Always great to have those fancy-looking, curvy table tops you see in the magazines. But $$$ are always a factor, so if the custom-built radio furniture guys come in too high, don't discount using local kitchen cabinet shops. After all, most studio designs are simply a combination of island-table top surfaces and cabinets for equipment. If you are in an old building, using local installers will help with those problematic rooms with odd-shaped walls, or floors.
Since the counter-top gets the most wear in actively used studios, this may allow you to go with Corian or similar surfaces rather than the customary laminates. Our original studio configuration with a laminate top lasted through some 20 years of live programming, but it was pretty worn when we bit the bullet and replaced everything. And the most wear was on the table-top edges, where belt buckles, swivel chairs, etc. just peeled off the edges.
Rack-mount equipment: You can buy just the rack rails from Middle-Atlantic. In our "the owner is Scots-Irish with New England Yankee cheap bred in" rebuild,(that's me!) I used a cut-down 24" kitchen cabinet base from Lowes for floor-mounted racks. Finish 2 x 4's painted black spaced in the rack rails; pulling the drawer and shimming in a perforated vent panel kept everything from overheating. I am sure your local kitchen cabinet guys can come up with something better if you give them the rack rails and a couple of rack panels for spacing.
Our final control room installation cost around $2K with installation (of the cabinetry, not the electrical/electronics wiring). It is "T" shaped, using 2/24" cabinets (for the rack mount equipment), a 36" sink base, a 30" cabinet, and another 30" drawer base. The top of the "T" runs along the studio wall, the arm of the "T" goes out about 5 feet and is supported by the 30" cabinet, holding up the console & allowing for two guest positions opposite the board op. (If you are counting up--there's a gap at the head of the "T" for my wiring terminations--the wall is about 13"). Since stock kitchen cabinets are 35+", our installer cut them down by about 4 1/2 inches to be closer to standard desk top. Granted, hard to get an even cut, but in our case a poured concrete floor made that academic--everything had to be played with to get it level.

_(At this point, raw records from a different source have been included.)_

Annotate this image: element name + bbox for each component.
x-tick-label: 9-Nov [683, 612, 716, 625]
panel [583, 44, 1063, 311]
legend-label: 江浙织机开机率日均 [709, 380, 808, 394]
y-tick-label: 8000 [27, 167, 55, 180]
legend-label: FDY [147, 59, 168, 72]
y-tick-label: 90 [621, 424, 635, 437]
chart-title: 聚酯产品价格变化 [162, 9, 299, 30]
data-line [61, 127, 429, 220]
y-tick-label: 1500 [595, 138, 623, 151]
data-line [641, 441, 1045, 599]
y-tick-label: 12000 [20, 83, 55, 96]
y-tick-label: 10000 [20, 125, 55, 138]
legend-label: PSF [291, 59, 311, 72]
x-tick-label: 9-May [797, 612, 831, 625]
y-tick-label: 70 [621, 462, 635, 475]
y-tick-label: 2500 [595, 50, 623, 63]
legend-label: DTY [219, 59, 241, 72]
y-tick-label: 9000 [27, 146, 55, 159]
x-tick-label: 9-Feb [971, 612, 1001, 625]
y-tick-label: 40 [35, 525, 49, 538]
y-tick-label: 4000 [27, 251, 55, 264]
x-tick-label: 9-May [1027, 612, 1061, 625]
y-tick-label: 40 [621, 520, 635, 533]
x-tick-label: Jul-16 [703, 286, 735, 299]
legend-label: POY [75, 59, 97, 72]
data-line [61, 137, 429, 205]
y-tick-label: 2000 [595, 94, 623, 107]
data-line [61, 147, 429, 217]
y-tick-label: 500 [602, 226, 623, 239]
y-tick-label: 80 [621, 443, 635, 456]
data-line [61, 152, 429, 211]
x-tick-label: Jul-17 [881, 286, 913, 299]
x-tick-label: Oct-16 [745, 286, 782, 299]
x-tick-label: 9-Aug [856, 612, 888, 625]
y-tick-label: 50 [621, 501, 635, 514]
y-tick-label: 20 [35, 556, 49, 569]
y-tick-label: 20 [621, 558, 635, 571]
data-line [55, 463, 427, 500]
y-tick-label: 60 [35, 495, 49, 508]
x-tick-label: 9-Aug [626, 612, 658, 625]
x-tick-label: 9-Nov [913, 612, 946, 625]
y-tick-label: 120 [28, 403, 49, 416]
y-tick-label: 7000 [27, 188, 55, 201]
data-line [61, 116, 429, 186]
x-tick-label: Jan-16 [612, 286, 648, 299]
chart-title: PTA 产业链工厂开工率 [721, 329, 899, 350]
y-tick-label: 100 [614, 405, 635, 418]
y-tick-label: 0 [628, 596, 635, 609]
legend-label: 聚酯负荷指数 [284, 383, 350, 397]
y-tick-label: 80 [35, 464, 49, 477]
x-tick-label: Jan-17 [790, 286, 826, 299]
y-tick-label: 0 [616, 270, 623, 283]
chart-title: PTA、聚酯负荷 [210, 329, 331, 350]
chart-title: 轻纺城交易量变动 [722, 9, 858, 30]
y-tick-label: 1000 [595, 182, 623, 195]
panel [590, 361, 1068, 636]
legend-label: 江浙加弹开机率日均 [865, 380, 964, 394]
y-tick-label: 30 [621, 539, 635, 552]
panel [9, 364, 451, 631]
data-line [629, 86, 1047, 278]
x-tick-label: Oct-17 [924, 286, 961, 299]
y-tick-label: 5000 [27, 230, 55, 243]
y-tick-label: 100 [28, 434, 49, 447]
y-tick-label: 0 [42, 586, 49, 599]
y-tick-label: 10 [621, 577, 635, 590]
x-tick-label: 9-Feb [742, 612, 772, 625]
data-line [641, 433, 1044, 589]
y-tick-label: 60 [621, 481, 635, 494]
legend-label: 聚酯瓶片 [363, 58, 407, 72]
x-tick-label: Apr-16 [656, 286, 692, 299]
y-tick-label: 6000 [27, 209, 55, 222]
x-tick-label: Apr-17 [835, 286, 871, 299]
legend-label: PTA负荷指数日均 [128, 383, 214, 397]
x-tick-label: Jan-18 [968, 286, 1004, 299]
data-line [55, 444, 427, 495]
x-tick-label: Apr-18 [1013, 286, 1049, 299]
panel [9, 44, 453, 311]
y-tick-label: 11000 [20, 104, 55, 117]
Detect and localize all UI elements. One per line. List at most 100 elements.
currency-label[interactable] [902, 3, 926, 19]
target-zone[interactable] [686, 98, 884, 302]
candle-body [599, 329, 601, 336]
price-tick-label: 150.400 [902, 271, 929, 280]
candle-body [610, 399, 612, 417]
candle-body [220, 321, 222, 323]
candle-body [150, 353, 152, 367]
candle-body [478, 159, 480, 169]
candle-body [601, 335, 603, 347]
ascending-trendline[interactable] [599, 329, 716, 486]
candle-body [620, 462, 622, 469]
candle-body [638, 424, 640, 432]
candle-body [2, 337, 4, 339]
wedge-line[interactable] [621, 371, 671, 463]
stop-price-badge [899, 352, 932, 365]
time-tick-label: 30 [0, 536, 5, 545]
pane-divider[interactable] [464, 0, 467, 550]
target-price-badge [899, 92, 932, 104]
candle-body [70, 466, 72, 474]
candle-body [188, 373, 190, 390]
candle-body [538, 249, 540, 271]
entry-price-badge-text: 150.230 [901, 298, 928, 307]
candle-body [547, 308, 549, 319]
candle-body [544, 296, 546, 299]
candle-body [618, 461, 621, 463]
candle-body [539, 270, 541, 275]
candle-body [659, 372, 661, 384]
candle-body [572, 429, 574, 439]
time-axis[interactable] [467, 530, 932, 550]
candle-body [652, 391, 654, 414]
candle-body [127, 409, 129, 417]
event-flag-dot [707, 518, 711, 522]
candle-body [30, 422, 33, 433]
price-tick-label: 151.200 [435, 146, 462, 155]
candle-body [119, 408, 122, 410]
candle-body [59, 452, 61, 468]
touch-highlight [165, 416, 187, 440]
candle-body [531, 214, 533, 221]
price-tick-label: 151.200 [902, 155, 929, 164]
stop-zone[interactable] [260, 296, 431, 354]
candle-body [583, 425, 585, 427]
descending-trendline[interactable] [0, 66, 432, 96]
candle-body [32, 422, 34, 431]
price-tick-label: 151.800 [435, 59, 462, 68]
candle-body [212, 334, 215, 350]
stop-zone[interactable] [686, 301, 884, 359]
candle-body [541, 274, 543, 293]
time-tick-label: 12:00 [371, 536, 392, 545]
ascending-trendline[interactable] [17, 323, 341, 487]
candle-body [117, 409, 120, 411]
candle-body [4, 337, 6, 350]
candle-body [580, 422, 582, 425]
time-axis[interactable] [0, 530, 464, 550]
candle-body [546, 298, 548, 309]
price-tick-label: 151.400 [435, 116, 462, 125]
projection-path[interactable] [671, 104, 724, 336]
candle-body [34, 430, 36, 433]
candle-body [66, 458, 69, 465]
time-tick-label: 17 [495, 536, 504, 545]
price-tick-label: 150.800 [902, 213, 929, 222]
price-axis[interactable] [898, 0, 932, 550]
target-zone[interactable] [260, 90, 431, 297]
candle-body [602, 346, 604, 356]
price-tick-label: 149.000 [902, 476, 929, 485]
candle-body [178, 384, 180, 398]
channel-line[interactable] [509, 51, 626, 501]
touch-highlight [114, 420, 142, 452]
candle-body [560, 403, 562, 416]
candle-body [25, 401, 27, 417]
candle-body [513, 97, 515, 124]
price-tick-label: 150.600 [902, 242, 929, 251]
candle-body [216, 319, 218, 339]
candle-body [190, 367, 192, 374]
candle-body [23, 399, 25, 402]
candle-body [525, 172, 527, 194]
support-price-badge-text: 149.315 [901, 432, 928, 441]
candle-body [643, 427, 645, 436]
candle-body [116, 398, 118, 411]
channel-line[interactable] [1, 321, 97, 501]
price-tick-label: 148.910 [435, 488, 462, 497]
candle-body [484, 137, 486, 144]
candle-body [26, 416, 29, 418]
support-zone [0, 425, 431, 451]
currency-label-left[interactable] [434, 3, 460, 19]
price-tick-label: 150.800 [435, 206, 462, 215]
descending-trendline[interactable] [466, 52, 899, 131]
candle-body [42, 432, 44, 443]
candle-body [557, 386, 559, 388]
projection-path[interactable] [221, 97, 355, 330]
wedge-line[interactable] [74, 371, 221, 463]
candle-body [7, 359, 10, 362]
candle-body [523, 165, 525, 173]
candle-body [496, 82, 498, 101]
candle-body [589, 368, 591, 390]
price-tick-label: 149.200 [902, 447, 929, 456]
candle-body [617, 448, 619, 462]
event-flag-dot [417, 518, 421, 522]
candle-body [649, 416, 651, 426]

New carpet camouflaged the edges.
This design contemplated nothing on top of the counter-top except for the console, LCD monitor, kb & mouse, and a telephone. The extra drawers provide lots of studio storage space for pens, legal pads, etc. that accumulate in the studio; the two rack cabinets held Starguides, EAS, console p.s., monitor amp; the sink base the computer and the usually special purpose kluge boxes.
Anyway, before you become wedded to the custom built "broadcast" furniture, you might inquire about local kitchen cabinet builders. One source of referral info is your local franchise restaurant owners, who use a lot of custom built counter-tops and cabinets that have to hold up to a lot of abuse.